What possibly could lead to this increasing surge is the zero understanding of the word ‘Consent.’ It’s a known fact that sexual intercourse is an act that requires mutual consent between two adults. A toddler or underage cannot give consent as they are not deemed mentally capable of making sexual choices or even biologically fit to engage in such acts. It is also impossible to get consent from someone who is unconscious, mentally unstable or an intimidated subject. Anyone who rebuff these known fact is a potential violator and should immediately seek help wherever he or she can find.
The rape culture in this country and other parts of the world has seen a surge since the inception of the COVID 19 pandemic which has exposed us to two pandemics. While one attacks our body cells and restrict our movements, the other leaves survivors with trauma and possible health risk.
The same ugly scenario floods the media, particularly new media channels with tons of stories of girls and women sexually molested, with victims left in both physical and psychological trauma without possible help especially in the face of apparent enabling laws against such dastardly and inhuman crimes.
The World Health Organization (WHO) reports the consequences of sexual abuse as “Gynecological disorders, reproductive disorders, sexual disorders, infertility, pelvic inflammatory disease, pregnancy complications, miscarriage, sexual dysfunction, acquiring sexually transmitted infections, including HIV/AIDS, mortality from injuries, increased risk of suicide, depression, chronic pain, unsafe abortion, unwanted pregnancy and more. The list is longer.
So worrying is the fact that victims are unwilling to report the incidents basically because of the stigma attached to victims of such incidents by the society. They remain silent because of fear of stigma and social discrimination in the society. The continued cover-up by families for fear of stigmatization is encouraging predators to move on to their next victims. The shame culture which should be dealt with covertly tolerates rape and also serve as an excuse for unreported cases.
There are other factors that encourage rape in the society which include unnecessary delays in the judicial system; Lack of due process; Family ties (where cases of are committed against victims by their close relatives);Intimidation and fear of attacks indecent dressing by girls and carelessness on the part of parents.
How then do we put an end to this surge?
I believe the society can work towards curbing the spread of this rape virus. In doing this, sex orientation should be introduced in schools and in the family. Young boys should be trained to understand the meaning of consent. Basic questions like: What is deemed as consent? Who can give consent? When can consent be withdrawn? What’s the importance of consent?’ As basic as these questions look, many people don’t understand the intricacies and how they can be mistaken for each other.
For the purpose of learning and clarity, let’s treat the questions.
What is deemed as Consent?
Consent is said to be an affirmation. An informed approval indicating freely given agreement to sexual activity. It may not be verbally but overtly implied by actions.
Who can give consent?
Consent can only be given by an adult and willing sexual partner.
When can Consent be withdrawn?
Anytime. Either the man or woman can withdraw consent at any point of intercourse.

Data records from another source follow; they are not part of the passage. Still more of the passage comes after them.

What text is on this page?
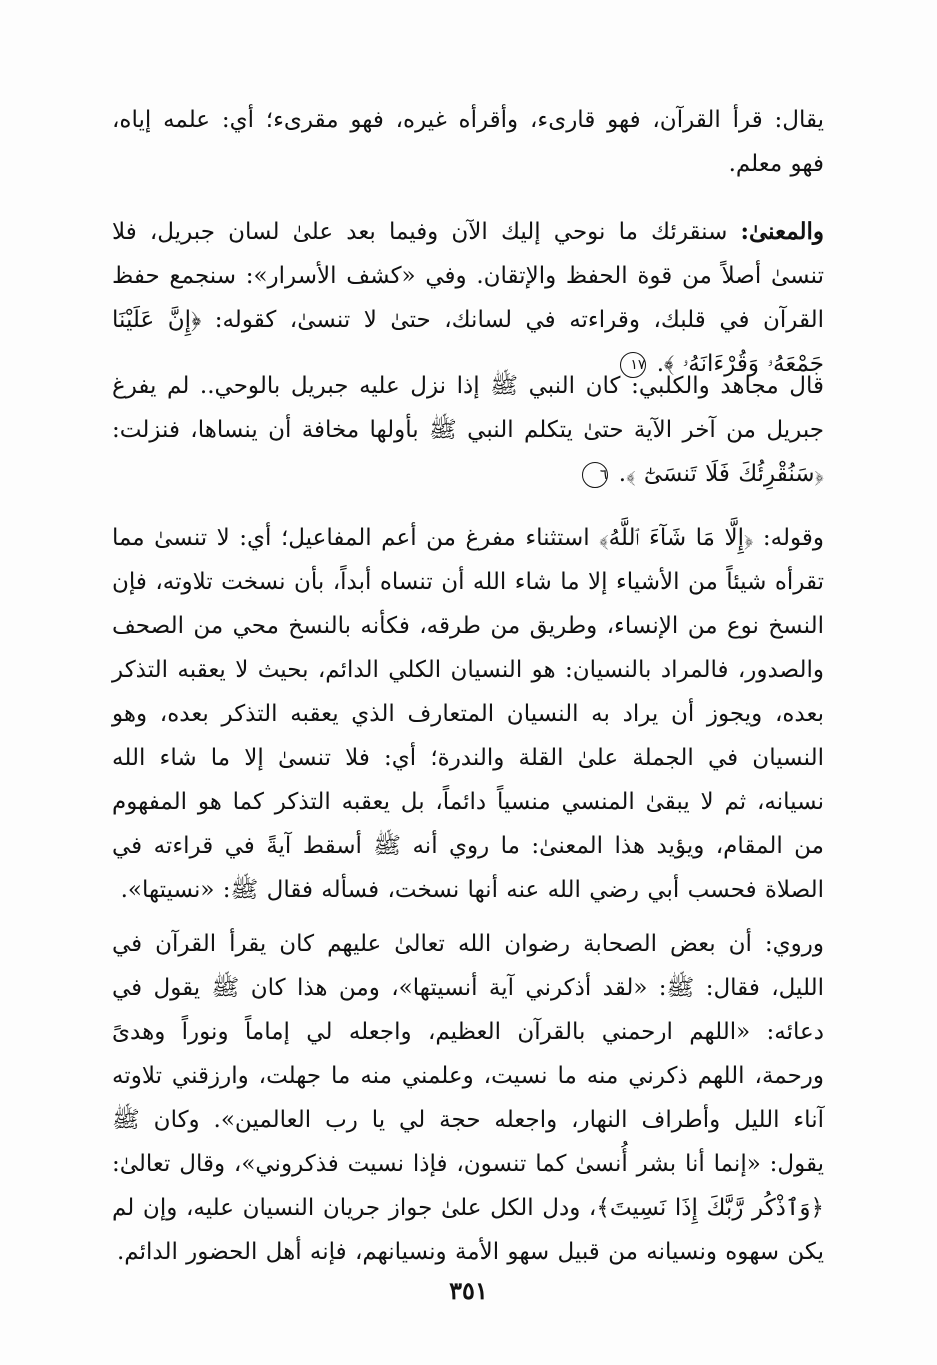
يقال: قرأ القرآن، فهو قارىء، وأقرأه غيره، فهو مقرىء؛ أي: علمه إياه، فهو معلم.
والمعنىٰ: سنقرئك ما نوحي إليك الآن وفيما بعد علىٰ لسان جبريل، فلا تنسىٰ أصلاً من قوة الحفظ والإتقان. وفي «كشف الأسرار»: سنجمع حفظ القرآن في قلبك، وقراءته في لسانك، حتىٰ لا تنسىٰ، كقوله: ﴿إِنَّ عَلَيْنَا جَمْعَهُۥ وَقُرْءَانَهُۥ ﴾. ١٧
قال مجاهد والكلبي: كان النبي ﷺ إذا نزل عليه جبريل بالوحي.. لم يفرغ جبريل من آخر الآية حتىٰ يتكلم النبي ﷺ بأولها مخافة أن ينساها، فنزلت: ﴿سَنُقْرِئُكَ فَلَا تَنسَىٰٓ ﴾. ٦
وقوله: ﴿إِلَّا مَا شَآءَ ٱللَّهُ﴾ استثناء مفرغ من أعم المفاعيل؛ أي: لا تنسىٰ مما تقرأه شيئاً من الأشياء إلا ما شاء الله أن تنساه أبداً، بأن نسخت تلاوته، فإن النسخ نوع من الإنساء، وطريق من طرقه، فكأنه بالنسخ محي من الصحف والصدور، فالمراد بالنسيان: هو النسيان الكلي الدائم، بحيث لا يعقبه التذكر بعده، ويجوز أن يراد به النسيان المتعارف الذي يعقبه التذكر بعده، وهو النسيان في الجملة علىٰ القلة والندرة؛ أي: فلا تنسىٰ إلا ما شاء الله نسيانه، ثم لا يبقىٰ المنسي منسياً دائماً، بل يعقبه التذكر كما هو المفهوم من المقام، ويؤيد هذا المعنىٰ: ما روي أنه ﷺ أسقط آيةً في قراءته في الصلاة فحسب أبي رضي الله عنه أنها نسخت، فسأله فقال ﷺ: «نسيتها».
وروي: أن بعض الصحابة رضوان الله تعالىٰ عليهم كان يقرأ القرآن في الليل، فقال: ﷺ: «لقد أذكرني آية أنسيتها»، ومن هذا كان ﷺ يقول في دعائه: «اللهم ارحمني بالقرآن العظيم، واجعله لي إماماً ونوراً وهدىً ورحمة، اللهم ذكرني منه ما نسيت، وعلمني منه ما جهلت، وارزقني تلاوته آناء الليل وأطراف النهار، واجعله حجة لي يا رب العالمين». وكان ﷺ يقول: «إنما أنا بشر أُنسىٰ كما تنسون، فإذا نسيت فذكروني»، وقال تعالىٰ: ﴿وَٱذْكُر رَّبَّكَ إِذَا نَسِيتَ﴾، ودل الكل علىٰ جواز جريان النسيان عليه، وإن لم يكن سهوه ونسيانه من قبيل سهو الأمة ونسيانهم، فإنه أهل الحضور الدائم.
٣٥١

More so, the society can work towards building institutions that aids and support rape victims. Survivors of these despicable act deserves better than stigmatization and what the society offers them. Survivors should be able to access psychological support and medical care at zero cost. This will rebuild their confidence in the society and encourage them to speak out and shame their perpetrators.
More importantly is Nigeria authorities should deal more effectively with rapists through the strict enforcement of existing laws and promulgation of tougher sanctions. Violators names should be publicly displayed for the public to see. The more severe the punishment, the less appealing it looks to the criminals. It shouldn’t stop at that, a state of emergency should be declared on Gender-Based Violence (GBV) in Nigeria.
We all have a duty in the society to keep our young girls and women safe, more so the male child from sexual predators. Don’t cover for a rapist if you know one. Report to the authorities. Let us also teach our close family members the importance of consent and ability to make informed decision. Let us do what we can in our little way to help alienate this pandemic of rape in our societies.